Marty entdeckt Shiloh, an einen Baum gefesselt, offensichtlich vernachlässigt und misshandelt, und entwickelt eine starke Bindung zu dem Tier. Shiloh gehört jedoch Judd Travers, einem grausamen und missbräuchlichen Besitzer, der sich zunächst weigert, den Hund an Marty zu verkaufen. Martys Wunsch, Shiloh aus seinen missbräuchlichen Umständen zu befreien, führt ihn in Konflikt mit Judd und seinem Sohn, die Marty bedrohen und einschüchtern, um ihn daran zu hindern, sich einzumischen.
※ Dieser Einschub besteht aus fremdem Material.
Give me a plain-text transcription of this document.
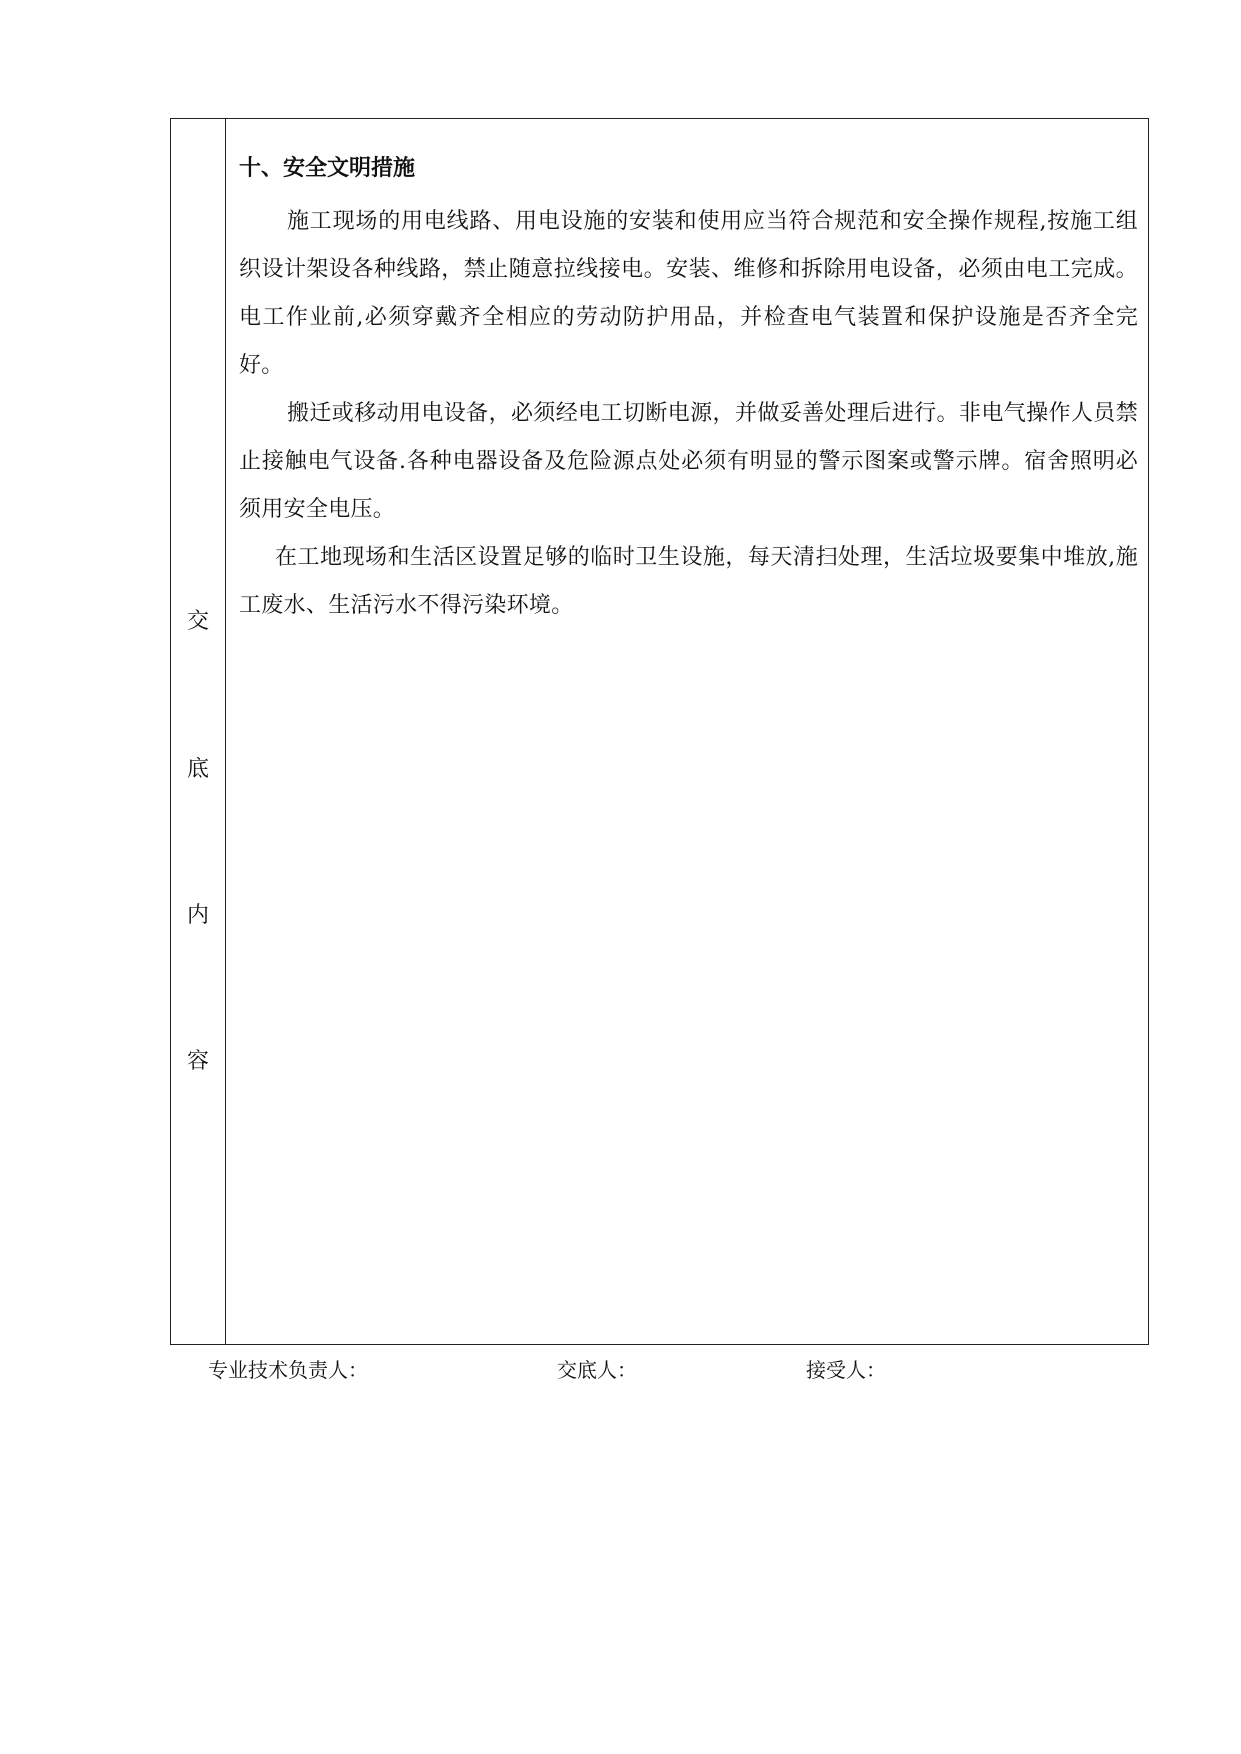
交
底
内
容

十、安全文明措施

施工现场的用电线路、用电设施的安装和使用应当符合规范和安全操作规程,按施工组织设计架设各种线路，禁止随意拉线接电。安装、维修和拆除用电设备，必须由电工完成。电工作业前,必须穿戴齐全相应的劳动防护用品，并检查电气装置和保护设施是否齐全完好。

搬迁或移动用电设备，必须经电工切断电源，并做妥善处理后进行。非电气操作人员禁止接触电气设备.各种电器设备及危险源点处必须有明显的警示图案或警示牌。宿舍照明必须用安全电压。

在工地现场和生活区设置足够的临时卫生设施，每天清扫处理，生活垃圾要集中堆放,施工废水、生活污水不得污染环境。

专业技术负责人：	交底人：	接受人：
Der Konflikt verschärft sich, als Marty beschließt, Shiloh nach Hause zu bringen und ihn zu verstecken, womit er sich Judds Befehlen widersetzt. Während Judd unermüdlich Shilohs Rückkehr anstrebt, sieht sich Marty zunehmendem Druck und moralischen Dilemmata ausgesetzt. Martys Freundschaft mit seiner Klassenkameradin Dara Lynn hilft ihm dabei, sich um Shiloh zu kümmern und den Aufenthaltsort des Hundes zu verbergen, aber Marty kämpft auch mit der Angst, von Judd erwischt zu werden, und den Konsequenzen, die sich daraus ergeben könnten.
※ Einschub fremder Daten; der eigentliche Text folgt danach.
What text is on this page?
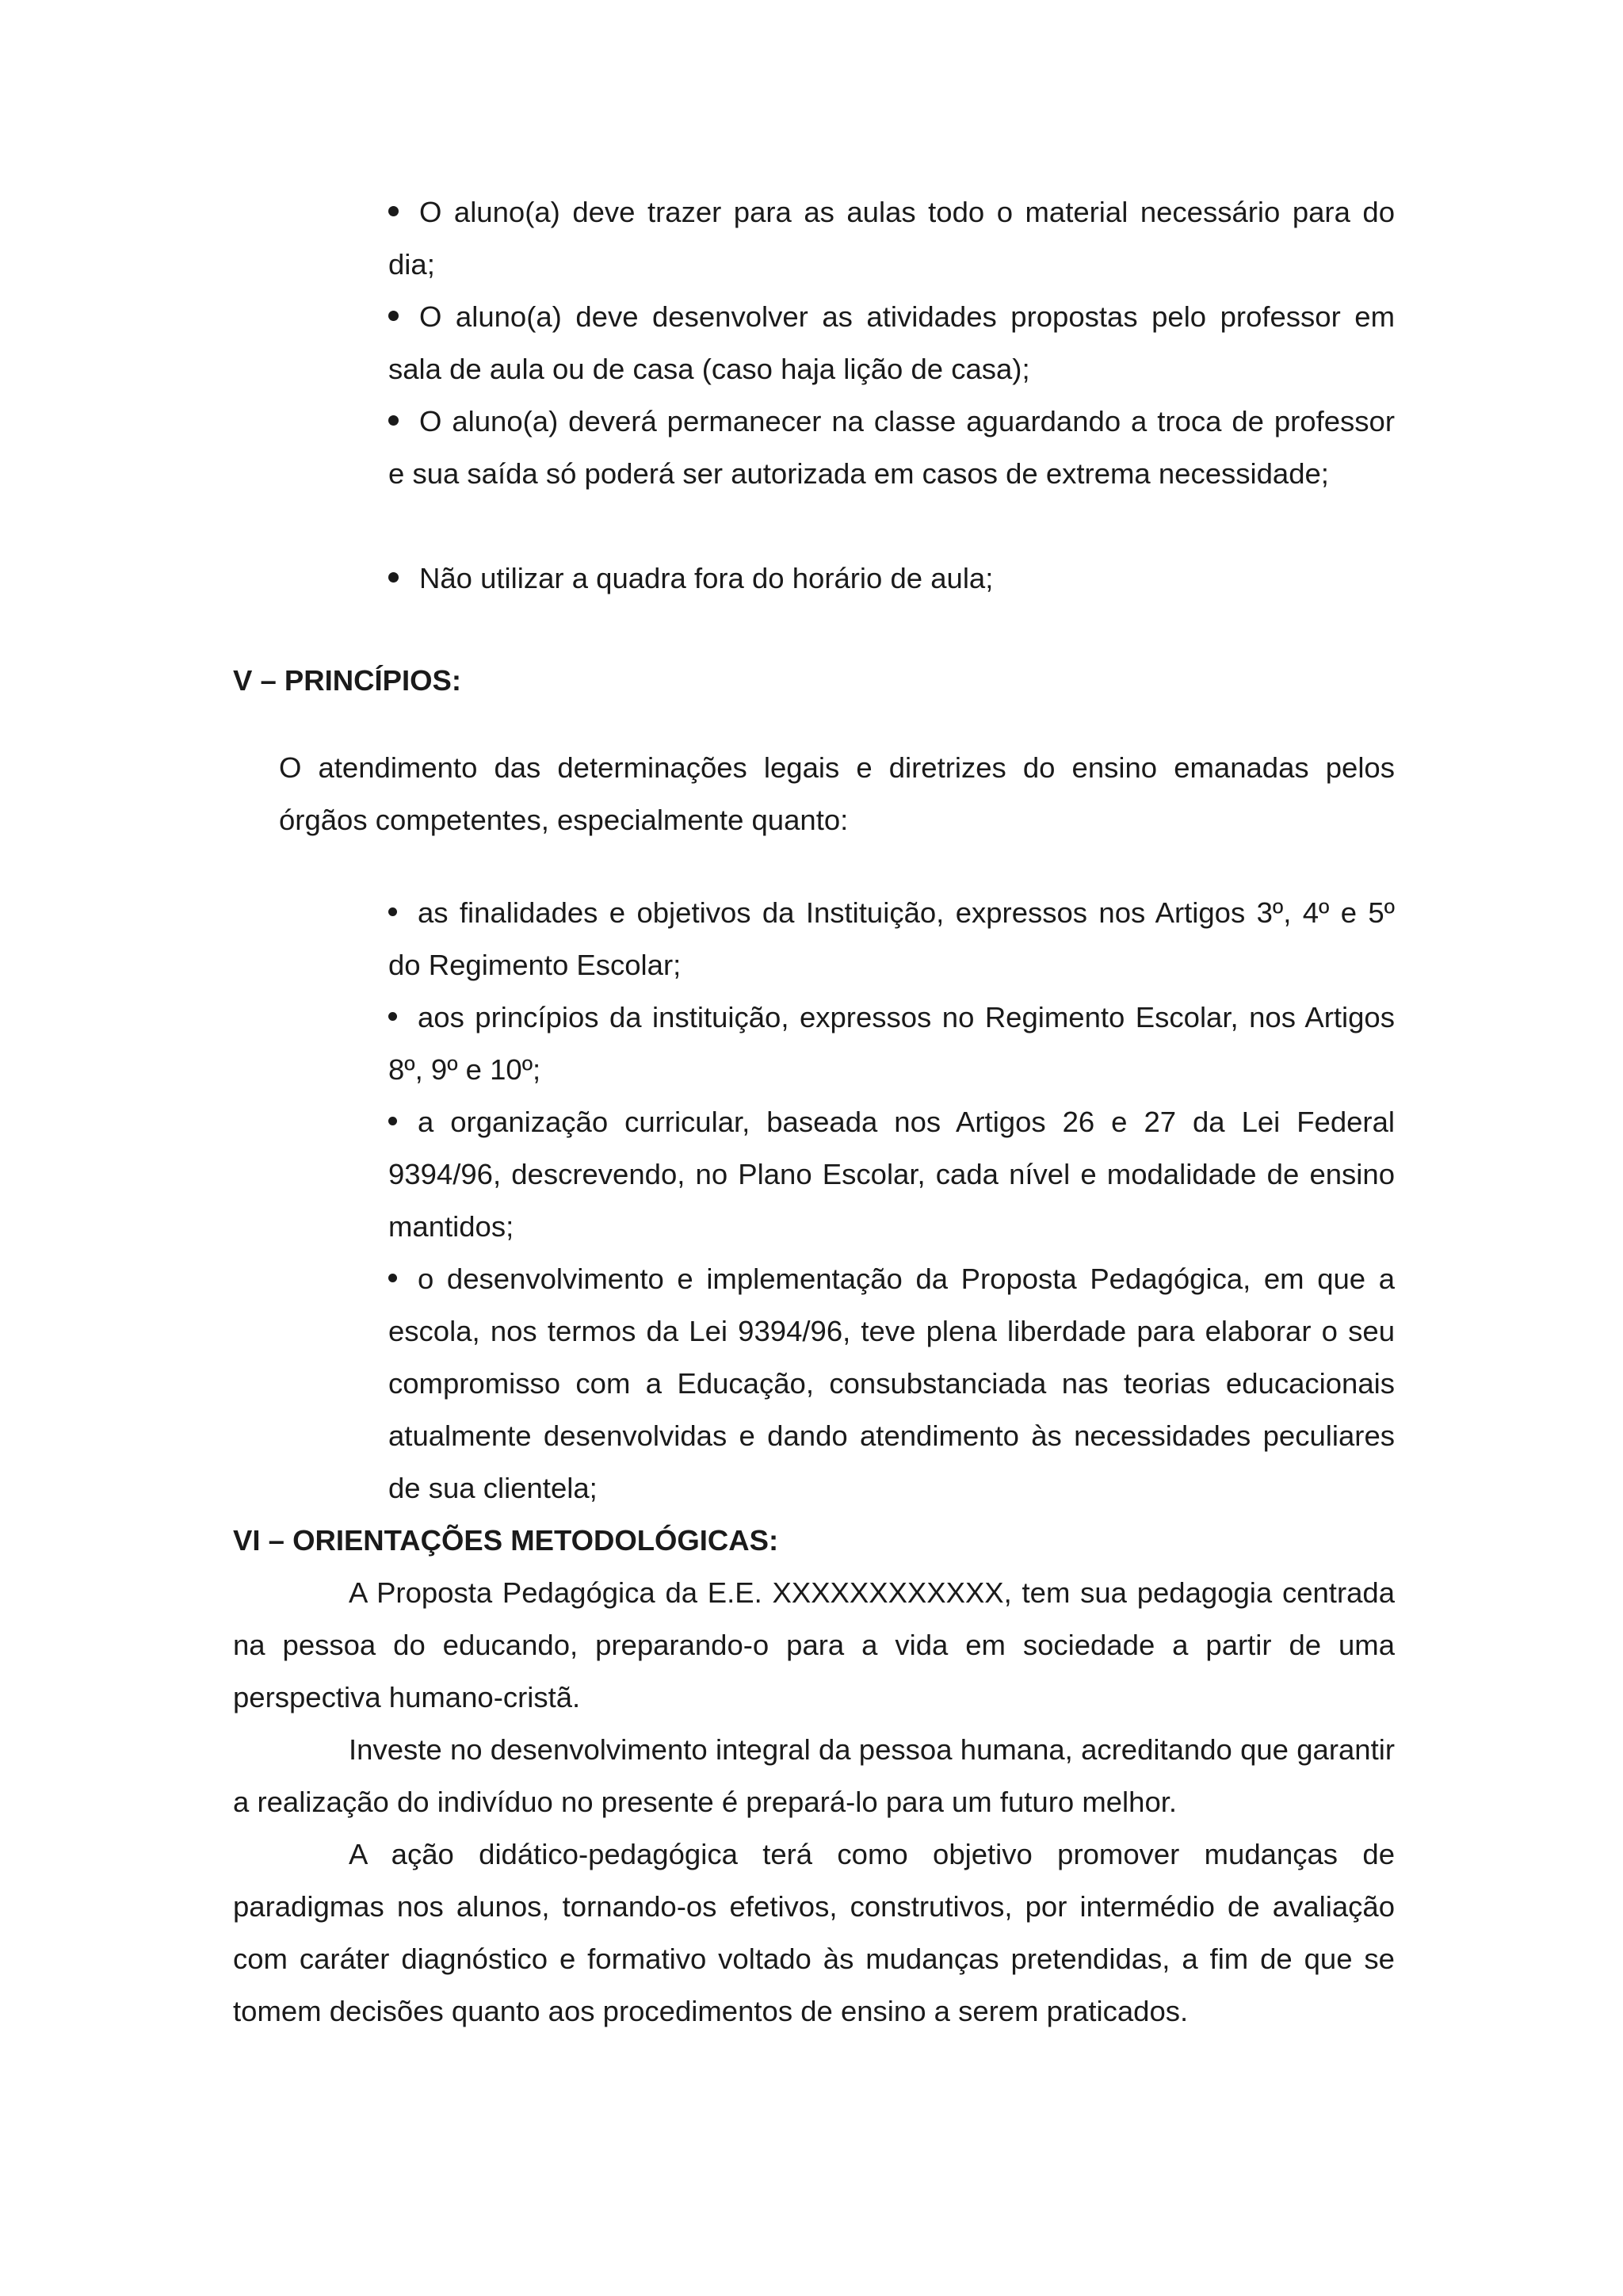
O aluno(a) deve trazer para as aulas todo o material necessário para do dia;
O aluno(a) deve desenvolver as atividades propostas pelo professor em sala de aula ou de casa (caso haja lição de casa);
O aluno(a) deverá permanecer na classe aguardando a troca de professor e sua saída só poderá ser autorizada em casos de extrema necessidade;
Não utilizar a quadra fora do horário de aula;
V – PRINCÍPIOS:
O atendimento das determinações legais e diretrizes do ensino emanadas pelos órgãos competentes, especialmente quanto:
as finalidades e objetivos da Instituição, expressos nos Artigos 3º, 4º e 5º do Regimento Escolar;
aos princípios da instituição, expressos no Regimento Escolar, nos Artigos 8º, 9º e 10º;
a organização curricular, baseada nos Artigos 26 e 27 da Lei Federal 9394/96, descrevendo, no Plano Escolar, cada nível e modalidade de ensino mantidos;
o desenvolvimento e implementação da Proposta Pedagógica, em que a escola, nos termos da Lei 9394/96, teve plena liberdade para elaborar o seu compromisso com a Educação, consubstanciada nas teorias educacionais atualmente desenvolvidas e dando atendimento às necessidades peculiares de sua clientela;
VI – ORIENTAÇÕES METODOLÓGICAS:
A Proposta Pedagógica da E.E. XXXXXXXXXXXX, tem sua pedagogia centrada na pessoa do educando, preparando-o para a vida em sociedade a partir de uma perspectiva humano-cristã.
Investe no desenvolvimento integral da pessoa humana, acreditando que garantir a realização do indivíduo no presente é prepará-lo para um futuro melhor.
A ação didático-pedagógica terá como objetivo promover mudanças de paradigmas nos alunos, tornando-os efetivos, construtivos, por intermédio de avaliação com caráter diagnóstico e formativo voltado às mudanças pretendidas, a fim de que se tomem decisões quanto aos procedimentos de ensino a serem praticados.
Der zentrale Konflikt von „Shiloh“ dreht sich um den Konflikt zwischen Martys mitfühlender Natur und Judds gefühlloser Missachtung des Tierschutzes. Es wirft wichtige Fragen zur ethischen Behandlung von Tieren, zur Art des Eigentums und zu den Maßnahmen auf, die unternommen werden sollten, um ein unschuldiges Lebewesen vor Schaden zu schützen. Die Geschichte befasst sich mit Themen wie Mut, Loyalität und den Bindungen zwischen Menschen und Tieren, die alle im Kontext einer Kleinstadtgemeinschaft und dem Kampf um Gerechtigkeit verwoben sind.